Steve Conliff

Steven Conliff (November 24, 1949 – June 1, 2006) was a Midwestern-based, Native American writer, historian, social satirist and political activist in the 1960s and 1970s.

He is chiefly remembered for throwing a banana cream pie at James A. Rhodes, the governor of Ohio, in 1977, at the opening of the Ohio State Fair in Columbus. Conliff and others protested against the governor in part for Rhodes’ direct involvement and use of violence against anti-Vietnam war protestors at Kent State University in May 1970. By ordering the Ohio National Guard on to the campus at Kent with live ammunition, and by comments made to the public on May 3, 1970, Rhodes approved the infamous Kent State Shootings, which took place on May 4, 1970. Conliff was later acquitted of charges of assault on the governor, as sequential and clear photographs showed the airborne pie nearly completely missing the back of the governor’s head.

Conliff was an important leader of the Yippies' second wave, which included well-known activists such as AJ Weberman, Aron Kay (another famous pie thrower), David Peel, and Dana Beal. He was also the transatlantic coordinator of the Rock Against Racism USA campaign of 1979, helping to organize concerts in Columbus, Chicago, and New York City. In his own words, he "reversed dangerous historical trends through antics like 'the Conliff precedent' (disrespect which doesn't impede justice isn't contempt of court)." He grew up on absorbing oral history dating to the Revolutionary War from relatives like his great-uncle Carl Miller, the first Indian Reorganization chief.
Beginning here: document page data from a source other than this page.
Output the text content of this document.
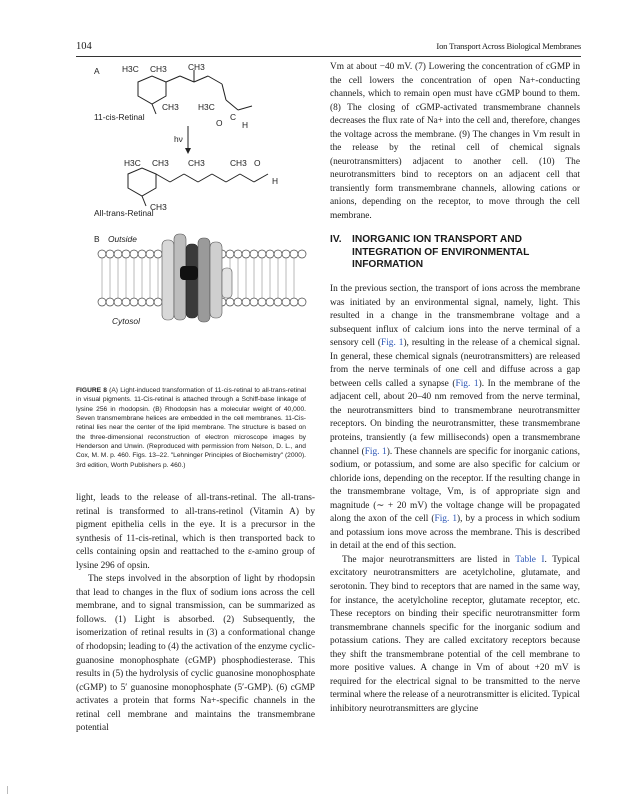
104	Ion Transport Across Biological Membranes
A	H3C CH3	CH3
CH3 H3C
O
C
H
11-cis-Retinal
hν
H3C CH3 CH3	CH3 O
H
CH3
All-trans-Retinal
B Outside
Cytosol
FIGURE 8 (A) Light-induced transformation of 11-cis-retinal to all-trans-retinal in visual pigments. 11-Cis-retinal is attached through a Schiff-base linkage of lysine 256 in rhodopsin. (B) Rhodopsin has a molecular weight of 40,000. Seven transmembrane helices are embedded in the cell membranes. 11-Cis-retinal lies near the center of the lipid membrane. The structure is based on the three-dimensional reconstruction of electron microscope images by Henderson and Unwin. (Reproduced with permission from Nelson, D. L., and Cox, M. M. p. 460. Figs. 13–22. "Lehninger Principles of Biochemistry" (2000). 3rd edition, Worth Publishers p. 460.)

light, leads to the release of all-trans-retinal. The all-trans-retinal is transformed to all-trans-retinol (Vitamin A) by pigment epithelia cells in the eye. It is a precursor in the synthesis of 11-cis-retinal, which is then transported back to cells containing opsin and reattached to the ε-amino group of lysine 296 of opsin.

The steps involved in the absorption of light by rhodopsin that lead to changes in the flux of sodium ions across the cell membrane, and to signal transmission, can be summarized as follows. (1) Light is absorbed. (2) Subsequently, the isomerization of retinal results in (3) a conformational change of rhodopsin; leading to (4) the activation of the enzyme cyclic-guanosine monophosphate (cGMP) phosphodiesterase. This results in (5) the hydrolysis of cyclic guanosine monophosphate (cGMP) to 5′ guanosine monophosphate (5′-GMP). (6) cGMP activates a protein that forms Na+-specific channels in the retinal cell membrane and maintains the transmembrane potential

Vm at about −40 mV. (7) Lowering the concentration of cGMP in the cell lowers the concentration of open Na+-conducting channels, which to remain open must have cGMP bound to them. (8) The closing of cGMP-activated transmembrane channels decreases the flux rate of Na+ into the cell and, therefore, changes the voltage across the membrane. (9) The changes in Vm result in the release by the retinal cell of chemical signals (neurotransmitters) adjacent to another cell. (10) The neurotransmitters bind to receptors on an adjacent cell that transiently form transmembrane channels, allowing cations or anions, depending on the receptor, to move through the cell membrane.

IV.	INORGANIC ION TRANSPORT AND INTEGRATION OF ENVIRONMENTAL INFORMATION

In the previous section, the transport of ions across the membrane was initiated by an environmental signal, namely, light. This resulted in a change in the transmembrane voltage and a subsequent influx of calcium ions into the nerve terminal of a sensory cell (Fig. 1), resulting in the release of a chemical signal. In general, these chemical signals (neurotransmitters) are released from the nerve terminals of one cell and diffuse across a gap between cells called a synapse (Fig. 1). In the membrane of the adjacent cell, about 20–40 nm removed from the nerve terminal, the neurotransmitters bind to transmembrane neurotransmitter receptors. On binding the neurotransmitter, these transmembrane proteins, transiently (a few milliseconds) open a transmembrane channel (Fig. 1). These channels are specific for inorganic cations, sodium, or potassium, and some are also specific for calcium or chloride ions, depending on the receptor. If the resulting change in the transmembrane voltage, Vm, is of appropriate sign and magnitude (∼ + 20 mV) the voltage change will be propagated along the axon of the cell (Fig. 1), by a process in which sodium and potassium ions move across the membrane. This is described in detail at the end of this section.

The major neurotransmitters are listed in Table I. Typical excitatory neurotransmitters are acetylcholine, glutamate, and serotonin. They bind to receptors that are named in the same way, for instance, the acetylcholine receptor, glutamate receptor, etc. These receptors on binding their specific neurotransmitter form transmembrane channels specific for the inorganic sodium and potassium cations. They are called excitatory receptors because they shift the transmembrane potential of the cell membrane to more positive values. A change in Vm of about +20 mV is required for the electrical signal to be transmitted to the nerve terminal where the release of a neurotransmitter is elicited. Typical inhibitory neurotransmitters are glycine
In the summer of 1970, Steven E. Conliff started his first alternative publication, Purple Berries, and met artist Suzan Bird. They married in 1973 and had three sons; Byron (1981), Nicholai (1986), and Leon (1993)). Both contributed to the Columbus Free Press (1971–92), YIPster TImes (1972–78), Subversive Scholastic (1978–84), HVPTA / Bite Magazine (1978-80), and Overthrow (1979–98). One of his continuing characters, "the Leader of the Street People" Zorba the Freak, became legendary. Suzan's artwork frequently accompanied her husband's writings.

With Dana Beal and the YIPPIES (Youth International Party), Conliff put out the anthology "Blacklisted News: Secret Histories from Chicago 1968 to 1984", forward by William Kunstler (Bleecker 1983). Steve's work also appeared in High Times, New From Indian Country and The Mohican News, and he ran the Columbus Entertainment magazine from 1986 to 1988. He edited and published his father's account of World War II in the Aleutians, E.B. Conliff's History of the 37th Infantry (Bleecker 1994), ghost-wrote a 1992 campaign biography that helped oust a local despot (Smith: Portrait of a Sheriff), and authored several influential reports condemning Battelle Memorial Institute's involvement in the Fernald uranium processing facility clean-up.

A tribal descendant, Conliff presented papers detailing Mohican Indian history on the Stockbridge-Munsee Reservation (2001) and at the New York State Museum in Albany (2004). He contributed American Indian ethnography to Notable Native Americans (Gale 1993) and Volume 1 of the Gale Encyclopedia if NAtive American Tribes (Gale 1998).

His published poetry includes Peace in Persia (1981) and the 1979 epic Zeitgiest: The Ballad of Tom Forcade (Blacklisted News), a history of the counter-culture The Dreaded Yippie Curse, ibid and two novels available on-line, Chief Buffalo and The Green Arm, a satire of weapons of mass destruction. His most recent work published after his death is "8060 Olentangy River Road", a history of land in Delaware County Ohio.

An account of Conliff's early career is in Steve Abbott's Karl and Groucho Marxist Dance Voices Underground: Insiders Histories of the Vietnam Era Underground Press, Vol.1, Ken Wachsberger, ED, (Mica's Press 1993)

He died of lung cancer on June 1, 2006.